Im Anschluss hatten die Zuhörer Gelegenheit mit dem Landtagspräsidenten ins Gespräch zu kommen. Was man tun könne, um von der Bahn ernst genommen zu werden, wollte ein Zuhörer wissen. Wolf riet, Interessen zu bündeln und dabei parteipolitische Interessen außen vor zu lassen. Ein einfaches Unterfangen sei das aber nicht. Die Abläufe seien sehr zäh und zeitintensiv. Impulse aus eigener Kraft, wie jetzt beim Brenztalgipfel besprochen, könnten das Verfahren vorantreiben.

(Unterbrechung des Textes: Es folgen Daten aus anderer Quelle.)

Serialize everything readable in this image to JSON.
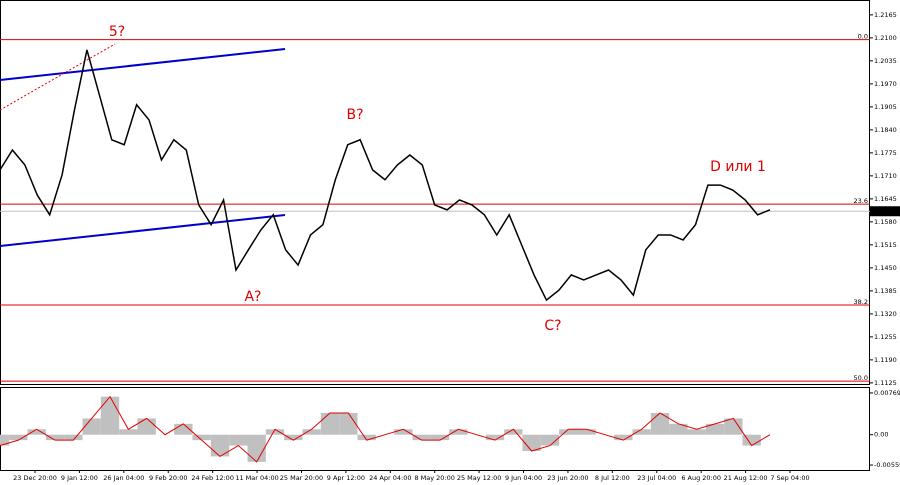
{
  "chart_data": [
    {
      "type": "line",
      "color": "#000000",
      "values": [
        1.1727,
        1.1783,
        1.1741,
        1.1656,
        1.16,
        1.1713,
        1.1897,
        1.2066,
        1.1939,
        1.1812,
        1.1798,
        1.1911,
        1.1868,
        1.1755,
        1.1812,
        1.1783,
        1.1628,
        1.1572,
        1.1642,
        1.1444,
        1.1501,
        1.1557,
        1.16,
        1.1501,
        1.1458,
        1.1543,
        1.1572,
        1.1699,
        1.1798,
        1.1812,
        1.1727,
        1.1699,
        1.1741,
        1.1769,
        1.1741,
        1.1628,
        1.1614,
        1.1642,
        1.1628,
        1.16,
        1.1543,
        1.16,
        1.1515,
        1.143,
        1.1359,
        1.1387,
        1.143,
        1.1416,
        1.143,
        1.1444,
        1.1416,
        1.1373,
        1.1501,
        1.1543,
        1.1543,
        1.1529,
        1.1572,
        1.1684,
        1.1684,
        1.167,
        1.1642,
        1.16,
        1.1614
      ],
      "ylim": [
        1.1119,
        1.2207
      ],
      "yticks": [
        1.2165,
        {
          "value": 1.21,
          "label": "1.2100"
        },
        1.2035,
        {
          "value": 1.197,
          "label": "1.1970"
        },
        1.1905,
        {
          "value": 1.184,
          "label": "1.1840"
        },
        1.1775,
        {
          "value": 1.171,
          "label": "1.1710"
        },
        1.1645,
        {
          "value": 1.158,
          "label": "1.1580"
        },
        1.1515,
        {
          "value": 1.145,
          "label": "1.1450"
        },
        1.1385,
        {
          "value": 1.132,
          "label": "1.1320"
        },
        1.1255,
        {
          "value": 1.119,
          "label": "1.1190"
        },
        1.1125
      ],
      "current_price": {
        "value": 1.161,
        "label": "1.1610"
      },
      "levels": [
        {
          "name": "0.0",
          "price": 1.2095
        },
        {
          "name": "23.6",
          "price": 1.163
        },
        {
          "name": "38.2",
          "price": 1.1345
        },
        {
          "name": "50.0",
          "price": 1.113
        }
      ],
      "level_color": "#e00000",
      "annotations": [
        "5?",
        "B?",
        "A?",
        "C?",
        "D или 1"
      ],
      "xlabels": [
        "23 Dec 20:00",
        "9 Jan 12:00",
        "26 Jan 04:00",
        "9 Feb 20:00",
        "24 Feb 12:00",
        "11 Mar 04:00",
        "25 Mar 20:00",
        "9 Apr 12:00",
        "24 Apr 04:00",
        "8 May 20:00",
        "25 May 12:00",
        "9 Jun 04:00",
        "23 Jun 20:00",
        "8 Jul 12:00",
        "23 Jul 04:00",
        "6 Aug 20:00",
        "21 Aug 12:00",
        "7 Sep 04:00"
      ]
    },
    {
      "type": "histogram",
      "color": "#c0c0c0",
      "line_color": "#e00000",
      "values": [
        -0.002,
        -0.001,
        0.001,
        -0.001,
        -0.001,
        0.003,
        0.007,
        0.001,
        0.003,
        0.0,
        0.002,
        -0.001,
        -0.004,
        -0.002,
        -0.005,
        0.001,
        -0.001,
        0.001,
        0.004,
        0.004,
        -0.001,
        0.0,
        0.001,
        -0.001,
        -0.001,
        0.001,
        0.0,
        -0.001,
        0.001,
        -0.003,
        -0.002,
        0.001,
        0.001,
        0.0,
        -0.001,
        0.001,
        0.004,
        0.002,
        0.001,
        0.002,
        0.003,
        -0.002,
        0.0
      ],
      "ylim": [
        -0.0065,
        0.0086
      ],
      "yticks": [
        0.00769,
        {
          "value": 0,
          "label": "0.00"
        },
        -0.00559
      ]
    }
  ]
}
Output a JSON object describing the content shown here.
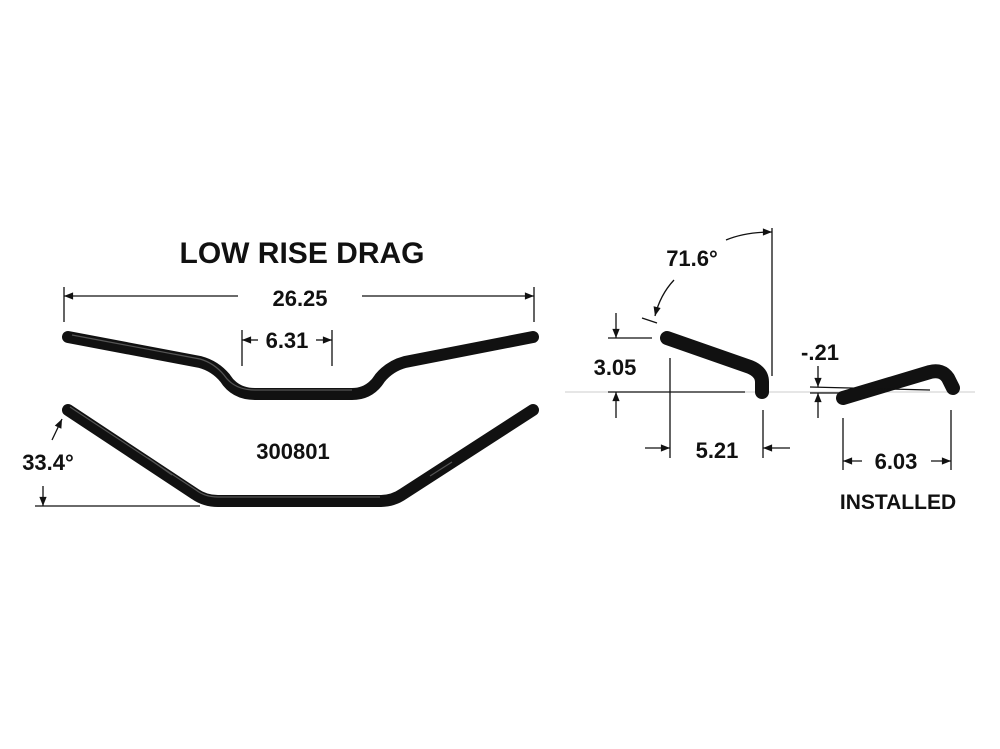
{
  "title": "LOW RISE DRAG",
  "part_number": "300801",
  "dimensions": {
    "overall_width": "26.25",
    "center_width": "6.31",
    "sweep_angle": "33.4°",
    "rise_angle": "71.6°",
    "rise": "3.05",
    "pullback": "5.21",
    "installed_rise": "-.21",
    "installed_pullback": "6.03"
  },
  "installed_label": "INSTALLED",
  "colors": {
    "ink": "#111111",
    "background": "#ffffff"
  }
}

Uwe Siedentop vom Heimat- und Altertumsverein fragte nach den Chancen, Güter wieder auf die Schiene zu bekommen. Hier habe sich der Abwärtstrend ähnlich entwickelt wie bei den Personenzügen, antwortete Wolf. Unpünktlichkeit und geringe Flexibilität mache die Schiene für viele Güter unattraktiv. Allerdings verwies Wolf auch darauf, dass Güterverkehr auf der Schiene sehr viele Lärm verursache.

Hier schaltete sich Landrat Thomas Reinhardt in die Diskussion ein. Wichtig für die Region sei es, die Brenzbahn zweigleisig auszubauen, damit Personenzüge künftig öfter und schneller fahren könnten. Die Elektrifizierung jedoch könnte ein zweischneidiges Schwert sein, denn dann könnte die Strecke auch interessant werden für den Transitgüterverkehr, gab er zu bedenken.